Esther Bendahan, La Vaca De Nadie
Primeira parte A Viagem Para Casa
Não podes contar as milhas enquanto não as sentires.
Townes Van Zandt
-Que filho da puta! - exclamou, surpreendida por ter pronunciado tais palavras.
Caiu um silêncio pesado no escritório do advogado Ilan Oz, na rua Yehuda 7, em Jerusalém. Um silêncio semelhante ao produzido depois de um atentado terrorista. Os presentes, sentados em volta de uma mesa comprida, pareciam estar chocados. Cinco adultos a tentar compreender do que se tratava, o que é que lhes caíra em cima da cabeça.
- Do nada, enviou-nos esta bomba - prosseguiu Estella, a mãe - depois da sua morte.
- E se não o procurarmos? O que aconteceria se não o procurássemos?

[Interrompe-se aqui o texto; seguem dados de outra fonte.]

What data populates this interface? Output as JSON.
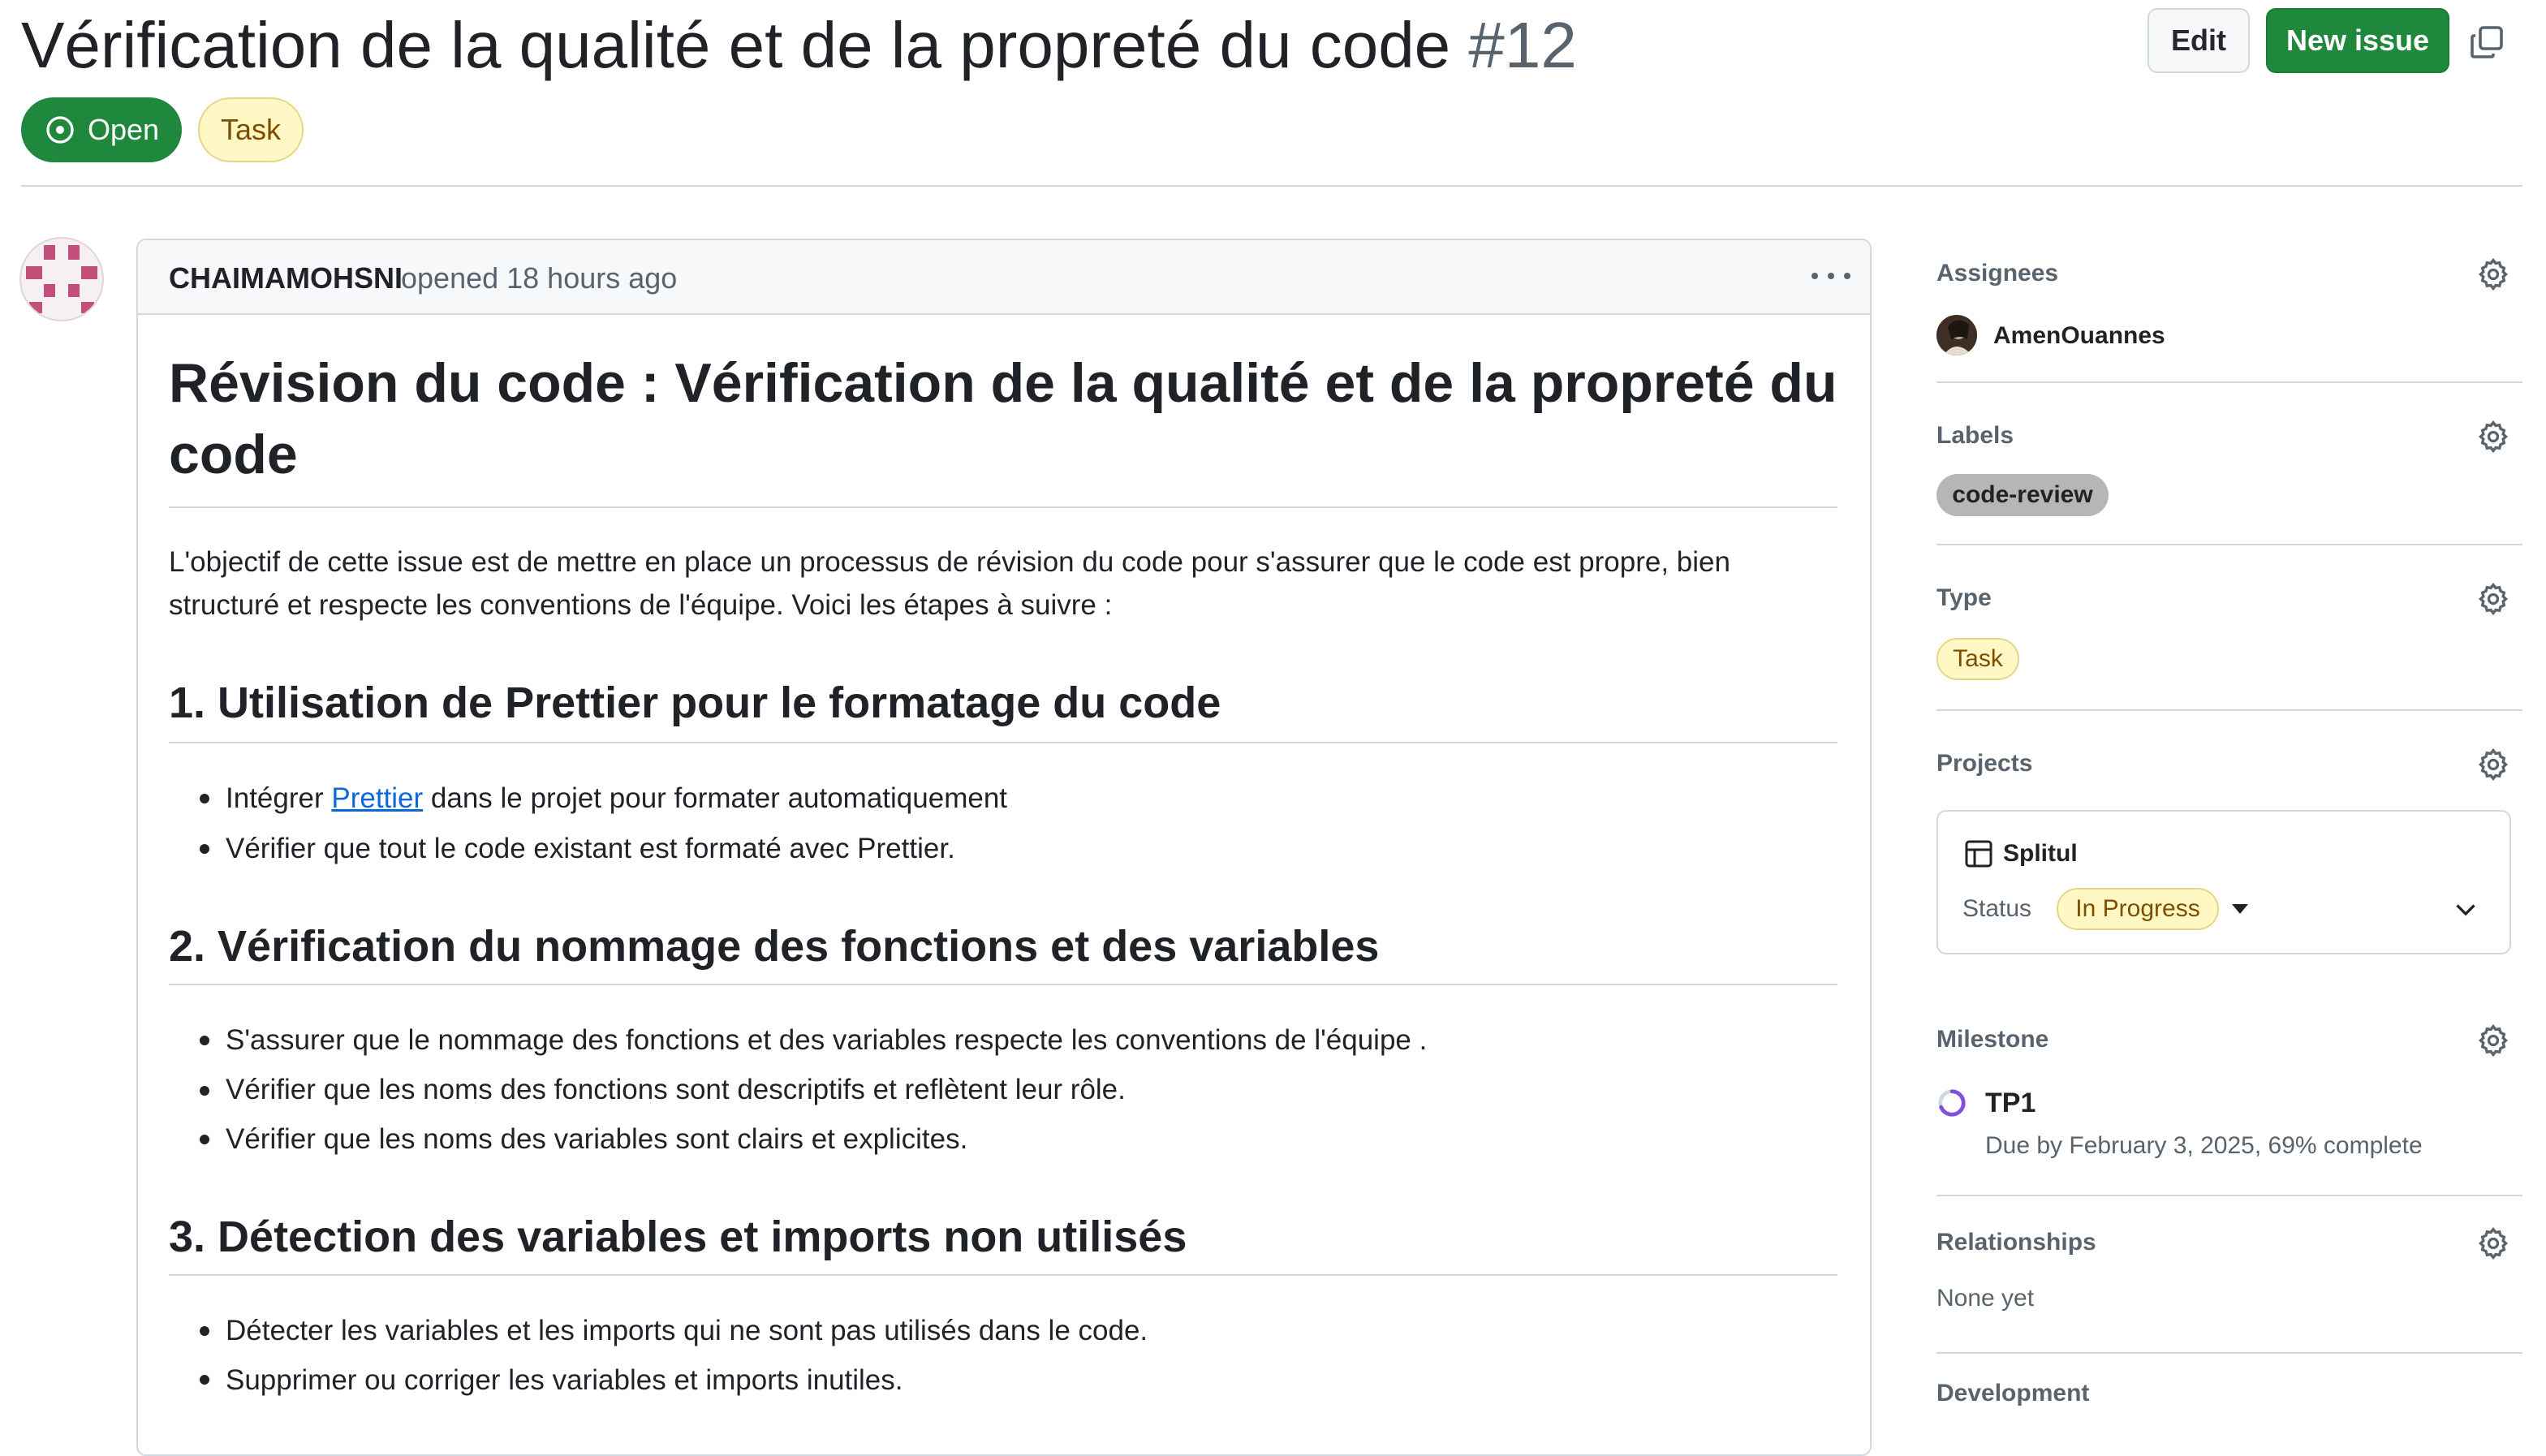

- Segundo o testamento, o dinheiro ficará numa conta à qual não será possível aceder durante cinco anos. Depois desse período de tempo, poderão usufruir dele. O testamento dita que devem fazer tudo o que for possível para o encontrar.
O filho mais jovem, Israel, fez girar, uma e outra vez, o kipá preto que tinha na cabeça.

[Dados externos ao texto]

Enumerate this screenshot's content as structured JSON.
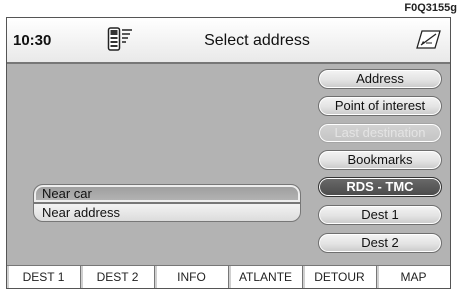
{
  "figure_code": "F0Q3155g",
  "header": {
    "time": "10:30",
    "title": "Select address"
  },
  "icons": {
    "phone": "phone-signal-icon",
    "edit": "edit-pen-icon"
  },
  "menu": {
    "address": "Address",
    "poi": "Point of interest",
    "last_destination": "Last destination",
    "bookmarks": "Bookmarks",
    "rds_tmc": "RDS - TMC",
    "dest1": "Dest 1",
    "dest2": "Dest 2"
  },
  "options": {
    "near_car": "Near car",
    "near_address": "Near address"
  },
  "bottom_bar": [
    "DEST 1",
    "DEST 2",
    "INFO",
    "ATLANTE",
    "DETOUR",
    "MAP"
  ]
}
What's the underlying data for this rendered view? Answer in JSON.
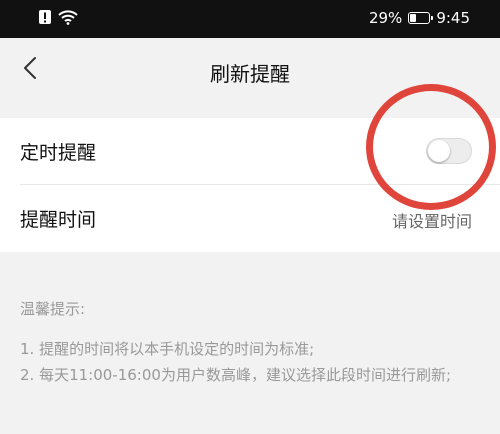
{
  "status_bar": {
    "battery": "29%",
    "time": "9:45",
    "battery_level": 0.29
  },
  "header": {
    "title": "刷新提醒",
    "back_icon": "chevron-left-icon"
  },
  "settings": {
    "scheduled_reminder": {
      "label": "定时提醒",
      "enabled": false
    },
    "reminder_time": {
      "label": "提醒时间",
      "value": "请设置时间"
    }
  },
  "tips": {
    "title": "温馨提示:",
    "items": [
      "1. 提醒的时间将以本手机设定的时间为标准;",
      "2. 每天11:00-16:00为用户数高峰，建议选择此段时间进行刷新;"
    ]
  },
  "colors": {
    "annotation_ring": "#e0453b",
    "status_bar_bg": "#111111"
  }
}
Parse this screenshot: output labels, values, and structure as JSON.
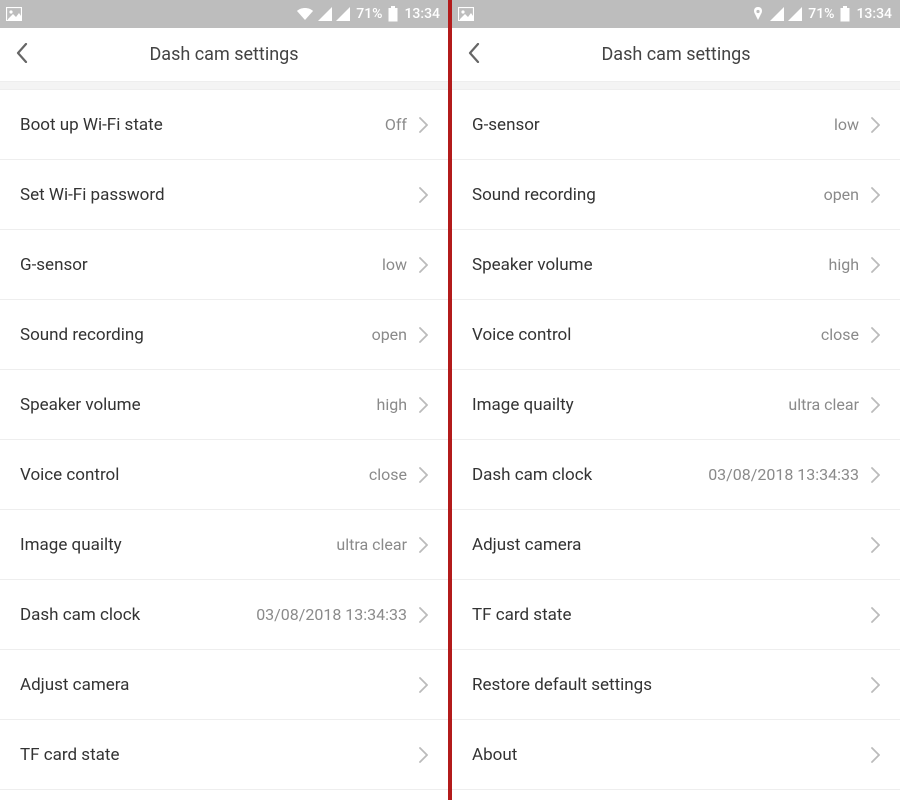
{
  "status": {
    "battery_pct": "71%",
    "time": "13:34"
  },
  "left": {
    "title": "Dash cam settings",
    "items": [
      {
        "label": "Boot up Wi-Fi state",
        "value": "Off"
      },
      {
        "label": "Set Wi-Fi password",
        "value": ""
      },
      {
        "label": "G-sensor",
        "value": "low"
      },
      {
        "label": "Sound recording",
        "value": "open"
      },
      {
        "label": "Speaker volume",
        "value": "high"
      },
      {
        "label": "Voice control",
        "value": "close"
      },
      {
        "label": "Image quailty",
        "value": "ultra clear"
      },
      {
        "label": "Dash cam clock",
        "value": "03/08/2018 13:34:33"
      },
      {
        "label": "Adjust camera",
        "value": ""
      },
      {
        "label": "TF card state",
        "value": ""
      }
    ]
  },
  "right": {
    "title": "Dash cam settings",
    "items": [
      {
        "label": "G-sensor",
        "value": "low"
      },
      {
        "label": "Sound recording",
        "value": "open"
      },
      {
        "label": "Speaker volume",
        "value": "high"
      },
      {
        "label": "Voice control",
        "value": "close"
      },
      {
        "label": "Image quailty",
        "value": "ultra clear"
      },
      {
        "label": "Dash cam clock",
        "value": "03/08/2018 13:34:33"
      },
      {
        "label": "Adjust camera",
        "value": ""
      },
      {
        "label": "TF card state",
        "value": ""
      },
      {
        "label": "Restore default settings",
        "value": ""
      },
      {
        "label": "About",
        "value": ""
      }
    ]
  }
}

- Não percebo, quer mesmo que procuremos o seu filho...
- Esse bastardo. - disse o primogénito, Messod - O que significa tudo isto? Nunca falou disto com ninguém?
A mãe, olhando para o advogado, perguntou:
- Não podia ter morrido com o segredo guardado?
O advogado começava a ficar impaciente.
- Não tenho mais nada a acrescentar, é o que está escrito no testamento, a única coisa que vos posso explicar é a parte jurídica do problema, mais nada. E penso que as condições já estão bastante claras. Podem tentar anular o testamento, mas não me parece que seja fácil.
- Devemos fazer todos os possíveis para encontrar o filho dele - disse David.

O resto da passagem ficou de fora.